I touch my head again. Fresh blood. “Fine. I’m fine. Just a scratch from how I landed. But Spencer, what happened?”

He shrugs as he lays his head in my lap and inhales deeply, steadily. Closing his eyes, he forces a chuckle. “Oh, Maeve. Time travel is a young person’s game. Either that or⁠—”

“My heart?” I smooth his white hair, so thin I can see through it now. “I haven’t powered a time travel journey in twelve years, and certainly not since my heart attack. Maybe I’m just not strong enough.”

“Hmmm, maybe. That was weird. The only time that’s happened before where I bounced back was when Lady Moira was blocking me from portaling in to get you and Veronica out when she was three.” He frowns, sitting up quickly. “No, that’s not true. It’s happened every time I’ve tried to time travel beyond the pole shift. Like there’s a wall there or force field that won’t let me portal past. I’ve seen The Shift happening, and I think you can live past it in that time, but you can’t portal past it. Maybe not in either direction.”
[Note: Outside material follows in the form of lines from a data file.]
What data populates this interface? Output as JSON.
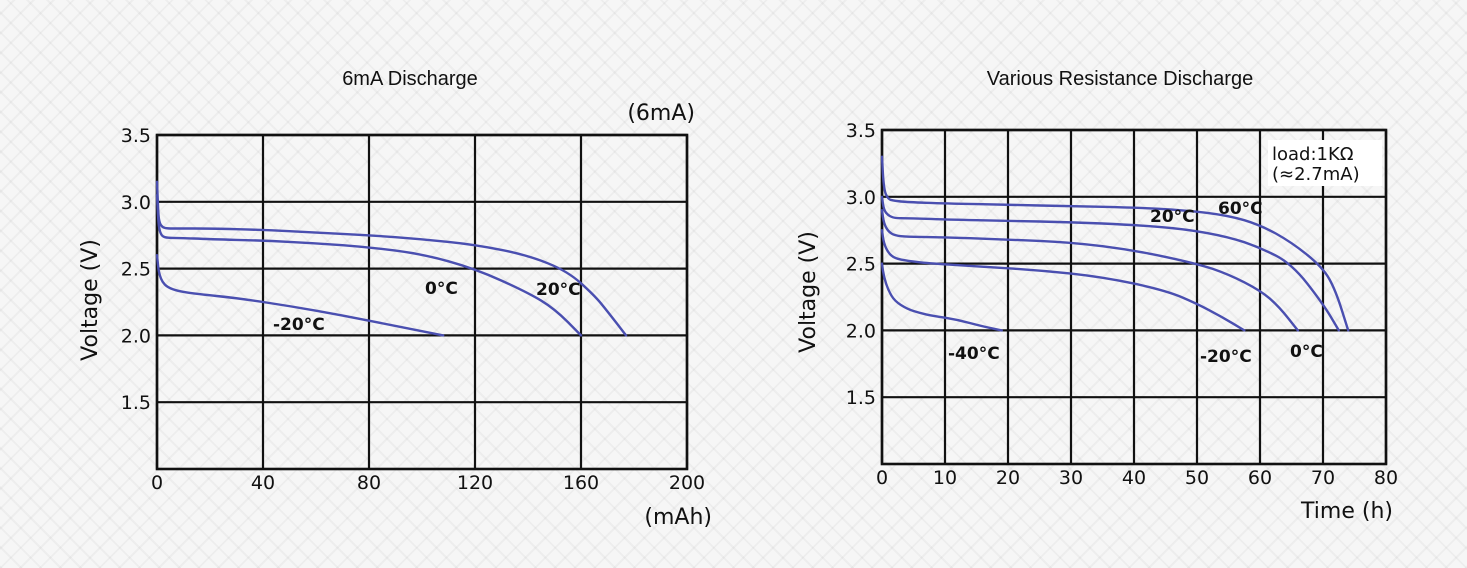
{
  "chart_data": [
    {
      "type": "line",
      "title": "6mA Discharge",
      "note": "(6mA)",
      "xlabel": "",
      "xunit": "(mAh)",
      "ylabel": "Voltage (V)",
      "xlim": [
        0,
        200
      ],
      "ylim": [
        1.0,
        3.5
      ],
      "xticks": [
        0,
        40,
        80,
        120,
        160,
        200
      ],
      "yticks": [
        1.5,
        2.0,
        2.5,
        3.0,
        3.5
      ],
      "grid": true,
      "series": [
        {
          "name": "-20°C",
          "x": [
            0,
            0.5,
            1,
            2,
            4,
            8,
            15,
            30,
            50,
            70,
            90,
            108
          ],
          "y": [
            2.6,
            2.5,
            2.45,
            2.4,
            2.36,
            2.33,
            2.31,
            2.28,
            2.22,
            2.15,
            2.07,
            2.0
          ]
        },
        {
          "name": "0°C",
          "x": [
            0,
            0.5,
            1,
            2,
            4,
            8,
            20,
            40,
            60,
            80,
            100,
            120,
            140,
            150,
            160
          ],
          "y": [
            3.05,
            2.85,
            2.78,
            2.74,
            2.73,
            2.73,
            2.72,
            2.71,
            2.69,
            2.66,
            2.61,
            2.5,
            2.32,
            2.2,
            2.0
          ]
        },
        {
          "name": "20°C",
          "x": [
            0,
            0.5,
            1,
            2,
            4,
            8,
            20,
            40,
            60,
            80,
            100,
            120,
            140,
            155,
            165,
            170,
            177
          ],
          "y": [
            3.15,
            2.9,
            2.84,
            2.81,
            2.8,
            2.8,
            2.8,
            2.79,
            2.77,
            2.75,
            2.72,
            2.68,
            2.6,
            2.48,
            2.3,
            2.18,
            2.0
          ]
        }
      ],
      "annotations": [
        "-20°C",
        "0°C",
        "20°C"
      ]
    },
    {
      "type": "line",
      "title": "Various Resistance Discharge",
      "note_line1": "load:1KΩ",
      "note_line2": "(≈2.7mA)",
      "xlabel": "Time (h)",
      "ylabel": "Voltage (V)",
      "xlim": [
        0,
        80
      ],
      "ylim": [
        1.0,
        3.5
      ],
      "xticks": [
        0,
        10,
        20,
        30,
        40,
        50,
        60,
        70,
        80
      ],
      "yticks": [
        1.5,
        2.0,
        2.5,
        3.0,
        3.5
      ],
      "grid": true,
      "series": [
        {
          "name": "-40°C",
          "x": [
            0,
            0.3,
            1,
            2,
            4,
            6,
            8,
            12,
            16,
            19
          ],
          "y": [
            2.5,
            2.4,
            2.3,
            2.22,
            2.16,
            2.13,
            2.11,
            2.08,
            2.03,
            2.0
          ]
        },
        {
          "name": "-20°C",
          "x": [
            0,
            0.3,
            1,
            2,
            4,
            8,
            15,
            25,
            35,
            45,
            50,
            54,
            57.5
          ],
          "y": [
            2.75,
            2.65,
            2.58,
            2.54,
            2.52,
            2.5,
            2.48,
            2.45,
            2.4,
            2.3,
            2.2,
            2.1,
            2.0
          ]
        },
        {
          "name": "0°C",
          "x": [
            0,
            0.3,
            1,
            2,
            4,
            8,
            20,
            30,
            40,
            50,
            55,
            60,
            63,
            66
          ],
          "y": [
            2.9,
            2.8,
            2.74,
            2.71,
            2.7,
            2.7,
            2.68,
            2.66,
            2.6,
            2.5,
            2.42,
            2.3,
            2.18,
            2.0
          ]
        },
        {
          "name": "20°C",
          "x": [
            0,
            0.3,
            1,
            2,
            4,
            10,
            20,
            30,
            40,
            48,
            55,
            60,
            65,
            70,
            72.5
          ],
          "y": [
            3.0,
            2.9,
            2.86,
            2.84,
            2.84,
            2.83,
            2.82,
            2.81,
            2.79,
            2.76,
            2.7,
            2.62,
            2.5,
            2.2,
            2.0
          ]
        },
        {
          "name": "60°C",
          "x": [
            0,
            0.3,
            1,
            2,
            4,
            10,
            20,
            30,
            40,
            48,
            55,
            60,
            65,
            70,
            72,
            74
          ],
          "y": [
            3.3,
            3.05,
            2.98,
            2.97,
            2.96,
            2.95,
            2.94,
            2.93,
            2.92,
            2.9,
            2.86,
            2.79,
            2.66,
            2.47,
            2.3,
            2.0
          ]
        }
      ],
      "annotations": [
        "-40°C",
        "-20°C",
        "0°C",
        "20°C",
        "60°C"
      ]
    }
  ]
}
I clamp my hand to my mouth. “Spencer, you don’t think that it’s happened early, do you?”

He pushes to his feet, using the chair to stand, then offers me his hand. My necklace is still in my other hand, so I quickly start to raise it so we can try again.
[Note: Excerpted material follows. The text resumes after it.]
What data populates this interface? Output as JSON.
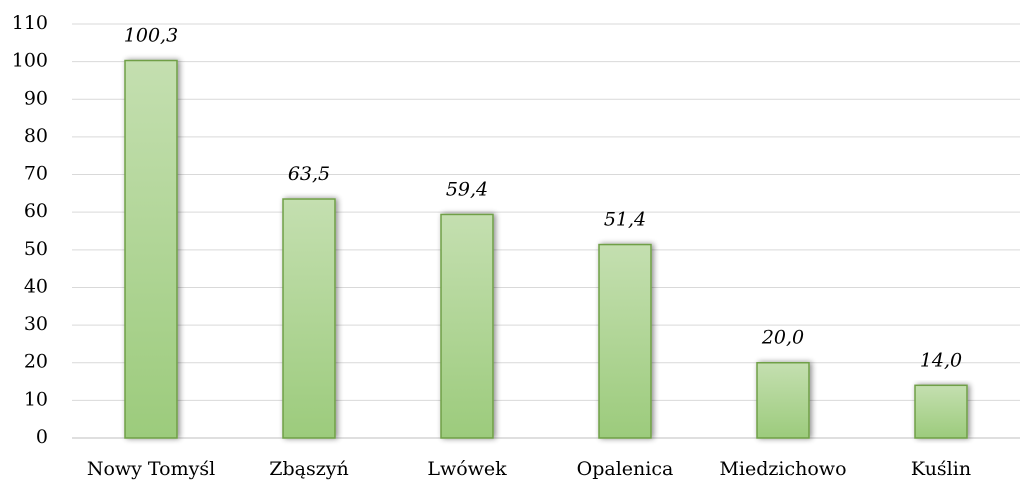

“No, Maeve. We don’t know what threw us back across time. Put your necklace back on. I’ll take us this time. You save your strength. If I can’t get us through whatever was shielding us, then we know the pole shift has come earlier than I remember.”

A thin stream of blood runs down my forehead, then down my nose. I backhand it, then stare at the red. “Unless I got it wrong. Terre’s funeral, right? Near the university town where he was murdered, right?”

Please don’t let it be my heart, I pray. Please let my heart hold out to see Veronica once more. To get her this book.

“Did something distract your focus, Maeve?”

“No. Not at all. I followed the moon and constellations like I always do when I travel. I felt the full moon before the funeral and then, and then, and then we were thrown back here.

Like hitting a brick wall.”

“Don’t you remember what went wrong?”

He pulls me to him, his hands strong on my upper arms as if to either hold me in place or hold himself up. “Maeve. Maeve, my memories are getting all jumbled up, but I’m positive this never happened.”